Otro casado le comentó a su mujer: “No sé por qué, pero siempre que entro en la recámara tengo la extraña sensación de que hay alguien abajo de la cama”. “Figuraciones tuyas” –le dijo ella. Replicó el marido: “De cualquier modo le cortaré las pata a la cama para dejarla al nivel del suelo. Así me quitaré esa fijación”. “¡Óyeme no! -protestó con vehemencia la mujer-. La recámara no tiene clóset; si le quitas las patas a la cama ¿dónde acomodaré a mis invitados?”.
La relación adulterina es tan usual que forma parte del folclore de los pueblos, y da origen a palabras alusivas. Así, por ejemplo, en muchas partes de nuestro país el copartícipe de la mujer adúltera es conocido como “sancho”, aunque curiosamente en otras latitudes el “sancho” es el marido engañado que conoce su situación y la tolera mansamente.
A veces, por eufemismo, no se dice “sancho”, sino “Sánchez”. En un rancho de Texas dos indocumentados mexicanos se quejaban de su suerte.
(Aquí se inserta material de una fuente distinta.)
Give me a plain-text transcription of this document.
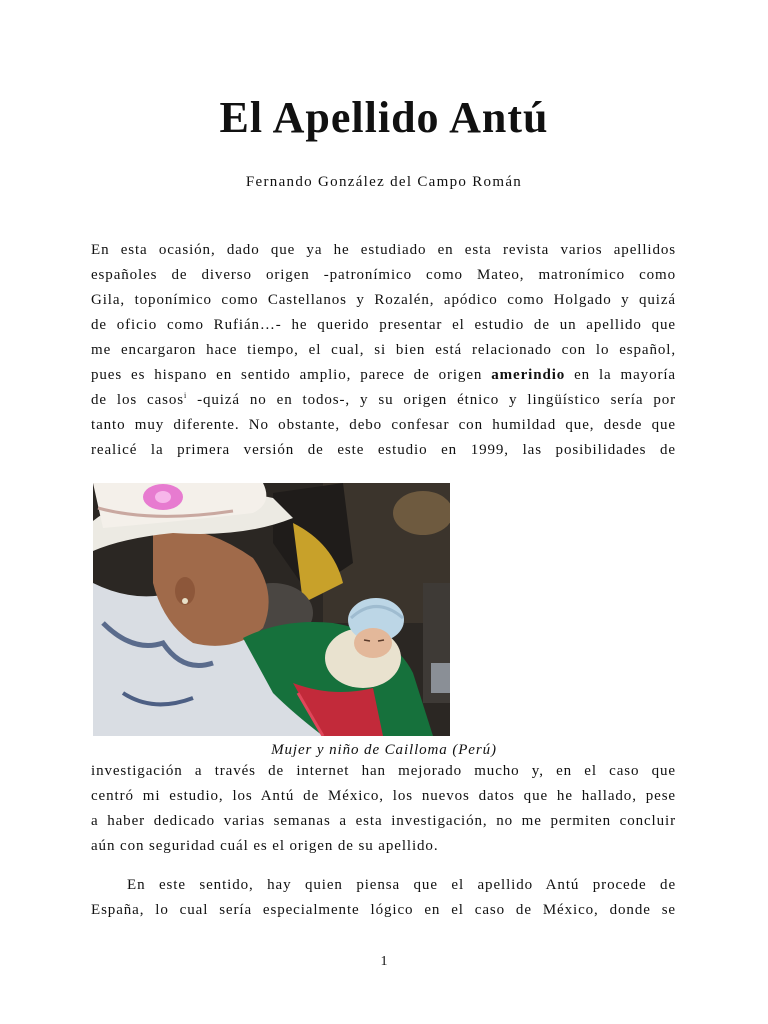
El Apellido Antú
Fernando González del Campo Román
En esta ocasión, dado que ya he estudiado en esta revista varios apellidos
españoles de diverso origen -patronímico como Mateo, matronímico como
Gila, toponímico como Castellanos y Rozalén, apódico como Holgado y quizá
de oficio como Rufián…- he querido presentar el estudio de un apellido que
me encargaron hace tiempo, el cual, si bien está relacionado con lo español,
pues es hispano en sentido amplio, parece de origen amerindio en la mayoría
de los casos$^i$ -quizá no en todos-, y su origen étnico y lingüístico sería por
tanto muy diferente. No obstante, debo confesar con humildad que, desde que
realicé la primera versión de este estudio en 1999, las posibilidades de
Mujer y niño de Cailloma (Perú)
investigación a través de internet han mejorado mucho y, en el caso que
centró mi estudio, los Antú de México, los nuevos datos que he hallado, pese
a haber dedicado varias semanas a esta investigación, no me permiten concluir
aún con seguridad cuál es el origen de su apellido.
En este sentido, hay quien piensa que el apellido Antú procede de
España, lo cual sería especialmente lógico en el caso de México, donde se
1
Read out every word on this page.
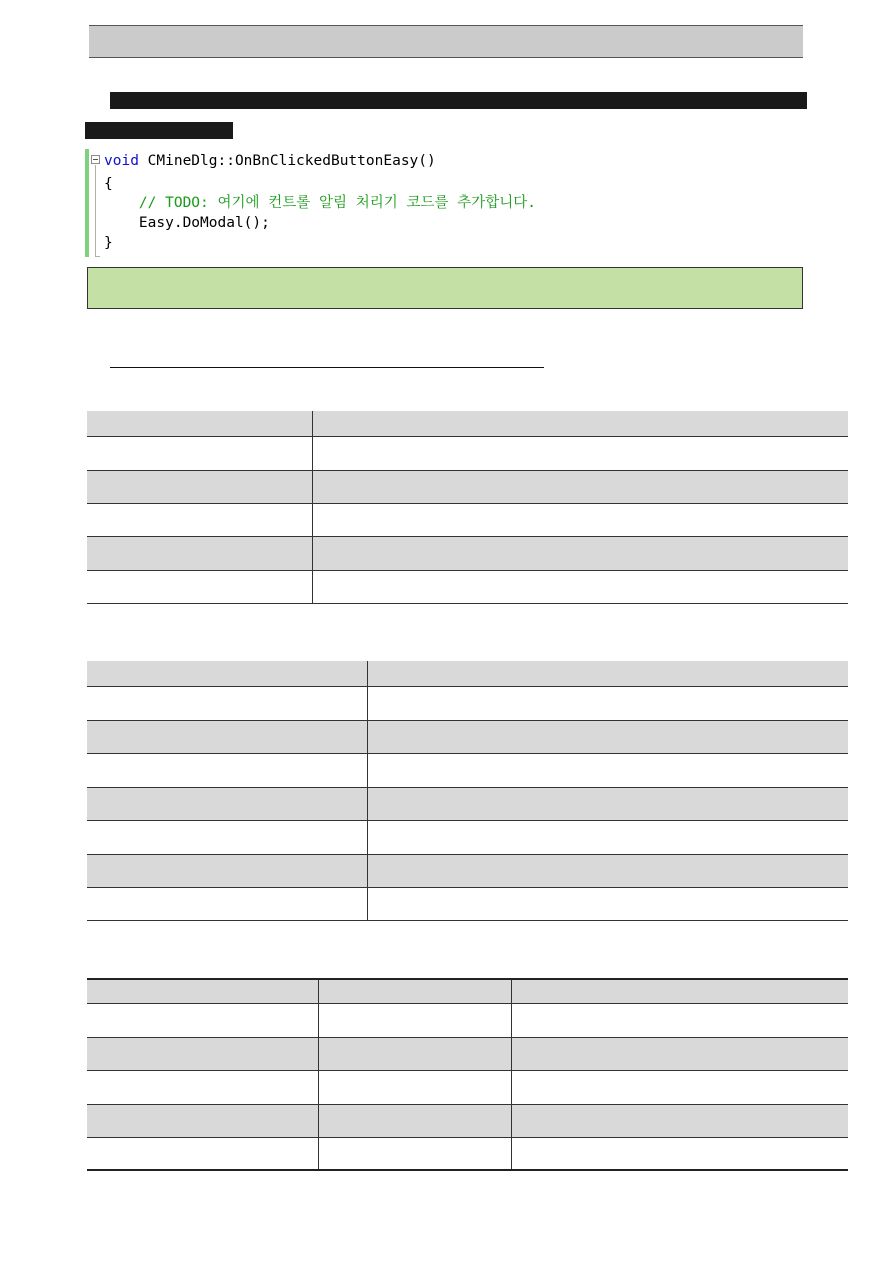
void CMineDlg::OnBnClickedButtonEasy()
{
// TODO: 여기에 컨트롤 알림 처리기 코드를 추가합니다.
Easy.DoModal();
}
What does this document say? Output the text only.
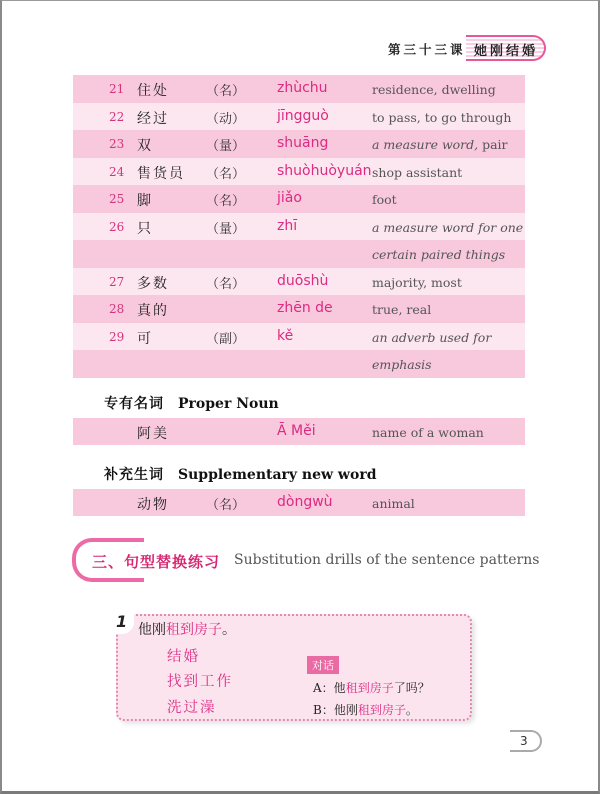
第三十三课 她刚结婚
21 住处	（名） zhùchu	residence, dwelling
22 经过	（动） jīngguò	to pass, to go through
23 双	（量） shuāng	a measure word, pair
24 售货员 （名） shuòhuòyuán shop assistant
25 脚	（名） jiǎo	foot
26 只	（量） zhī	a measure word for one
certain paired things
27 多数	（名） duōshù	majority, most
28 真的	zhēn de	true, real
29 可	（副） kě	an adverb used for
emphasis
专有名词 Proper Noun
阿美	Ā Měi	name of a woman
补充生词 Supplementary new word
动物	（名） dòngwù	animal
三、句型替换练习 Substitution drills of the sentence patterns
1 他刚租到房子。
结婚
找到工作
洗过澡
对话
A：他租到房子了吗？
B：他刚租到房子。
3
Dijo uno de ellos con tristeza: “Nosotros acá tan lejos, compadrito, y nuestras esposas allá en el pueblo, solas. No vaya a estar entrando Sánchez”.
El patrón texano escuchó aquello, y les preguntó en su español chapurrado: “¿Quién ser ese Sánchez?”. Le explicó uno de los compadres: “Sánchez es el hombre que entra en la casa cuando el marido sale, y se da gusto con su mujer”. Al oír eso el gringo meneó la cabeza en gesto de reprobación y declaró: “En los Estados Unidos no haber eso”.
“¡Uh, mister! –se burló el mexicano-. El Sánchez es una institución universal; existe en todos los países de la Tierra; y si en otros planetas hay vida inteligente también en ellos, de seguro, hay Sánchez. ¿No me lo cree? Haga una prueba. Ahora que su señora no lo espera vaya a su casa, y antes de entrar grite en la puerta: ‘¡Ya llegué, vieja!’. Luego corra hacia la puerta de atrás. Verá lo que sucede”.
El gringo, intrigado, subió a su camioneta y fue en derechura de su casa. Se plantó en la puerta, y poniéndose las manos en la boca a manera de bocina gritó con fuerte voz: “I’m home, darling!”. Luego corrió hacia la puerta de atrás. Se abrió ésta y salió a toda velocidad un asustado mexicano.
Iba completamente en peletier -o sea en cueros- y llevaba en las manos sus botas, su ropa y su sombrero. El texano sacó la pistola y le preguntó furioso: “¿Quién ser usté?”. Tembló el individuo al ver el arma, y farfulló: “Soy Juan Pérez”. “Oh –dijo el norteamericano muy apenado al tiempo que volvía la pistola a su funda-. Usté perdonar, amigo. Yo haber creído que era Mister Sánchez”… FIN.